Пабло Эскобар, обвиняемый теперь уже в убийстве трех колумбийских кандидатов в президенты, трижды уходил из облав, в которых участвовали сотни агентов элитарных полицейских корпусов и целые армейские бригады, и лишь один раз был легко ранен. В его поместье обнаружили планы по дестабилизации страны, по захвату центров нефтяной промышленности и пособие «Способы самоубийства». Эскобар и Мексиканец — Хосе Гонсало Родригес Гача — предлагали властям заключить перемирие, обещая многомиллионные вклады в экономику в обмен на полное прощение. Они клялись также перенести свою деятельность в другие страны. Получив отказ, наркомафия нанесла один из самых мощных за всю историю «войны» ударов. Прозвучало 200 взрывов, были убиты более десяти должностных лиц. Полиции едва удалось сорвать заговор с целью убийства дочери президента… В июле 1990 года «короли» объявили перемирие, признав на словах свое поражение, но уже в сентябре похищением семи журналистов началась новая волна насилия. Медельинский картель, видимо, раскололся: часть его членов открестилась от Эскобара, приписав именно его людям все убийства и похищения последнего времени.

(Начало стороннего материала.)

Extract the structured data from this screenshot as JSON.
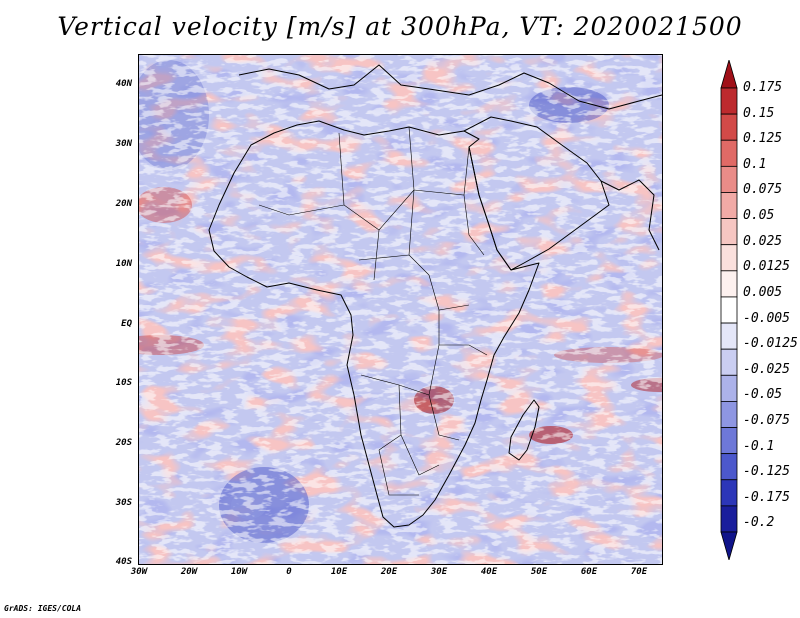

В начале декабря 1989 года Мексиканец — Гача — организовал обстрел штаба криминальной полиции (погибли 63 человека), но на этой военной операции его везение кончилось. В середине декабря он был убит в стычке с полицией, что вызвало эйфорию в стане президента Барко. Незадолго до смерти Гача дал интервью по телефону, в котором сказал:

— Все, что у нас отняли, — ерунда. Главное — это кока, а коку у нас не отняли… Правительство дает армии и полиции награды, а мы даем деньги…

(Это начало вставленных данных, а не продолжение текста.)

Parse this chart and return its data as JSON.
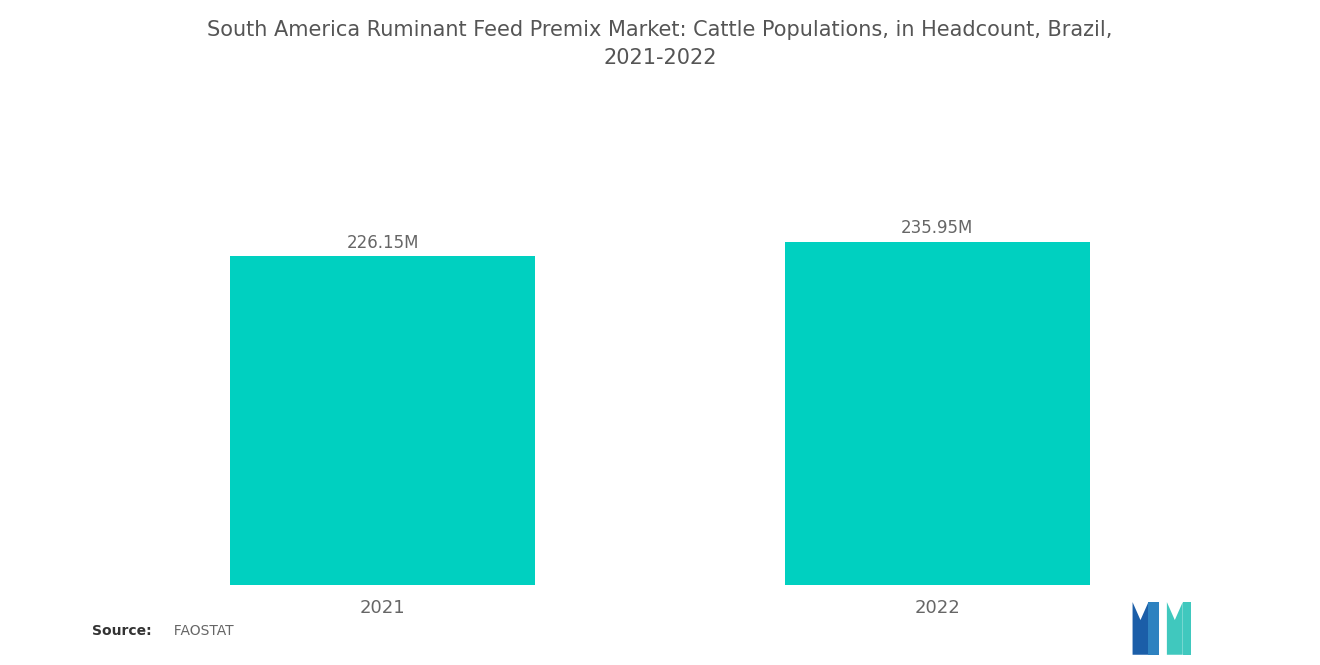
{
  "title_line1": "South America Ruminant Feed Premix Market: Cattle Populations, in Headcount, Brazil,",
  "title_line2": "2021-2022",
  "categories": [
    "2021",
    "2022"
  ],
  "values": [
    226.15,
    235.95
  ],
  "labels": [
    "226.15M",
    "235.95M"
  ],
  "bar_color": "#00D0C0",
  "background_color": "#ffffff",
  "title_fontsize": 15,
  "label_fontsize": 12,
  "tick_fontsize": 13,
  "source_bold": "Source:",
  "source_normal": "  FAOSTAT",
  "ylim": [
    0,
    265
  ],
  "bar_width": 0.55,
  "xlim": [
    -0.5,
    1.5
  ],
  "logo_blue_dark": "#1B5EA8",
  "logo_blue_mid": "#2E82C0",
  "logo_teal": "#40C8BE"
}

В ноябре Мексиканец предлагал 1,2 миллиона долларов армейскому офицеру за уничтожение конфискованных документов картеля…

Панамский лидер генерал Мануэль Антонио Норьега после вторжения американских войск в Панаму некоторое время скрывался в представительстве Ватикана, но в январе 1990 года сдался на милость победителя. Суд над ним должен состояться в Майами. Обвинению предстоит доказать, что Норьега получал взятки от Медельинского картеля, позволяя использовать Панаму в качестве перевалочного пункта при переправке кокаина в США, «отмывал» деньги картеля в панамских банках и разрешал главарям наркомафии скрываться на территории своей страны… Расстался с властью, потерпев поражение на выборах, и никарагуанский президент Даниэль Ортега. Осенью 1989 года американские газеты писали о том, что Эскобар и Гача летали в Панаму, где на военно–воздушной базе Токумен обсуждали вопрос о предоставлении им убежища с доверенными людьми Норьеги подполковником Луисом дель Сидом и подполковником Виарельдом Мадримианом. В Токумен прилетал тогдашний глава никарагуанской разведки Рикардо Уилок — речь шла о том, чтобы Хорхе Луис Очоа Васкес на время переселился в Никарагуа.

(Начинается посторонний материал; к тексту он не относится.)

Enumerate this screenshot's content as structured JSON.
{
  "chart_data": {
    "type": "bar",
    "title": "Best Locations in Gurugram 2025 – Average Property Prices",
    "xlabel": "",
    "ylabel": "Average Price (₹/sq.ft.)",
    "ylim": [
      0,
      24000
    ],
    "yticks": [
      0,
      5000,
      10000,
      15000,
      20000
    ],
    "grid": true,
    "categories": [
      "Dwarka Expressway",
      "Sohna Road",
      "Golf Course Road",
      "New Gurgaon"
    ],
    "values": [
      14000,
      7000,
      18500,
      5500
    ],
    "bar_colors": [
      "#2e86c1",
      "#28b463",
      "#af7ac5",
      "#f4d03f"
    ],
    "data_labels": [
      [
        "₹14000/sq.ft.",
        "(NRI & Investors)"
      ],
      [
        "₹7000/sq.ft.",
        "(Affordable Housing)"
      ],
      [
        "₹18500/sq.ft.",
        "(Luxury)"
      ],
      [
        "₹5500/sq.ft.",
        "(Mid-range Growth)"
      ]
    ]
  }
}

В июле 1989 года 32–летняя Моника де Грейф стала шестым за три года министром юстиции в правительстве В. Барко. Ее предшественники подавали в отставку после того, как начинали получать угрозы со стороны наркомафии. Вскоре после убийства Галана Моника де Грейф совершила поездку в США и добилась 19–миллионной помощи для обеспечения безопасности колумбийских судей. С 1980 года в стране было убито более 350 судей и работников правоохранительных органов. За лето–осень 1989 года только в столичном округе подали в отставку 400 судей… Как бы то ни было, уже в конце сентября де Грейф сама подала в отставку, что также связывают с участившимися угрозами в ее адрес.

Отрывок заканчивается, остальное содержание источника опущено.